When you live in a world where your economy pretty much relies on consumerism, it’s hard to not give into temptation. Media has painted a picture where materialistic items are a necessity. When in fact, human beings rely only on water, food, and shelter to survive. However, nowadays people can't seem to be able to live a day without buying that five dollar t-shirt that was too cheap to pass. Fast fashion is misusing social media, which leads to mass production of fashion; generating pollution globally. Nevertheless there are practical changes and alternative processes in the lifecycle of clothing that companies could integrate into their production, which will result in better usage of our resources.


Today, social media is used as a tool to connect brands and customers; it encourages interaction. However, fast fashion crosses the line by bombarding us with messages every second. When fast fashion companies perceive consumer demand, they will massively produce regardless of the pollution they create. Social media's job is to initiate demand by portraying an image of an affordable moment of happiness, and “style for a couple of bucks”; which tends to lead to the idea of “easily disposable”.


Currently the apparel industry is the second largest industrial polluter in the world. You might ask yourself ‘what's the price of fast fashion?’, According to James Conca “fast fashion garments, which we wear less than 5 times and keep for 35 days, produce over 400% more carbon emissions per item per year than garments worn 50 times and kept for a full year”. In other words, it is a very high price to pay. It’s a price future generations will have to pay if we do not act. However, we can start implementing new ideas to reduce the harm and save more resources for future generations to come.

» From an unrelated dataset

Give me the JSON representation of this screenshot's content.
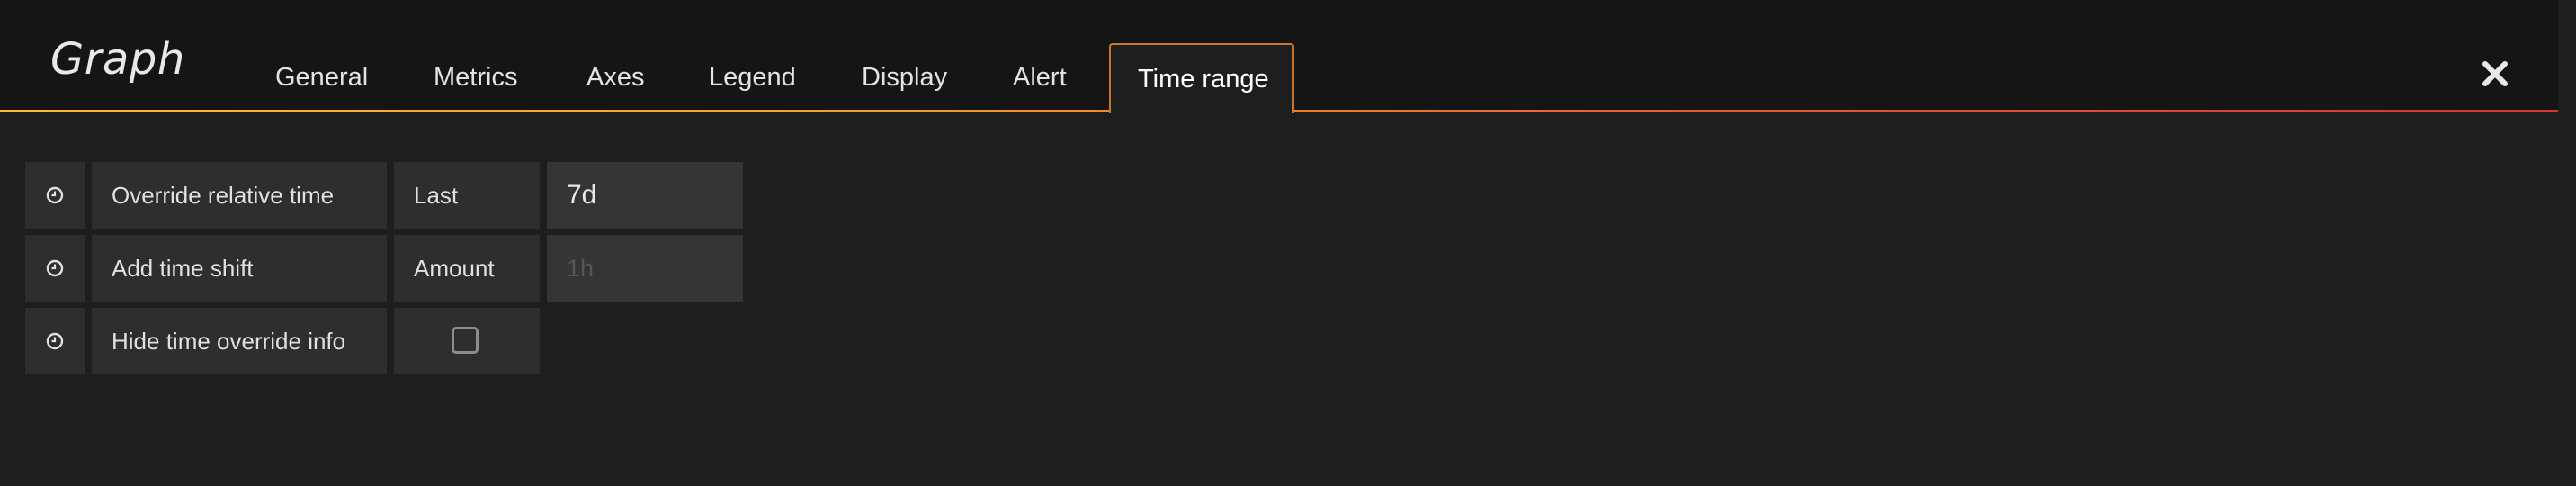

Fast fashion companies need to start implementing changes in every stage of the lifecycle of any garment and it all starts in the fibre/ textile production. Companies can start using durable natural fibres that can be recycled. Afterwards, we have the dyeing and finishing phases of textiles, which aggressively releases toxic waste into the water. Some dyes can cause unhealthy changes in the aquatic animals’ ecosystem. Alternatives here involve naturally coloured cotton and waterless dyeing techniques. Also, all apparel brands should discontinuing any toxic fabric finishes that are dangerous for workers due to the risk of potential diseases. Human beings are earth’s most special resources, and they have to be respected.

Next, the design and production stages follow. Here fast fashion brands can start designing clothing with better quality and durability. The goal should no longer be “cheap and fast” it should be “timeless and durable”. This will be achieved by using better quality fabrics and longer lasting designs. Here, we can also try to eliminate textile wastage when the garment is cut into the patterns. Moving on, production should always be ethical; this can be done by improving working conditions, fair labour standards, and living wage policies in Asian governments. Clothing might become less affordable, but the result is corporate and social responsibility. 


In a perfect sustainable world, clothing supply chains slow down because of the lower levels of consumption. Green transportation is used globally to transport merchandise and eco-friendly/recycled materials are used when packaging garments. When clothes hit the sale floors, sustainability should be the first factor in buying decisions of consumers. How can we make that possible?

Popular brands will portray and market sustainability as the newest trend, which will lead consumers away from cheap, disposable mass production. Fashion brands will be so proud of their sustainability achievements that they will provide tags on clothing educating the consumers about a more green future. They will educate us in the use, care, and disposal/recycling process. Not just enabling people to make a change, but actually becoming that change. 


Social media becomes part of the change by utilizing it to educate instead of just producing mass-consumerism. Social media will teach society; informing us on how much clothes are really worth, where they come from, who made it, and how much it pollutes. Consumers should know the true meaning of responsible purchasing. Knowledge is power, and by enabling society we can change the world.

We can make a change. There are so many possibilities and actions we can take, starting with the fast-fashion brands. Practical changes and alternative processes in the lifecycle of clothing will result in better usage of our resources. Also, we can all become more responsible consumers by demanding a change, and better education. Social media must stop promoting mass consumerism and start teaching about the real price of clothes.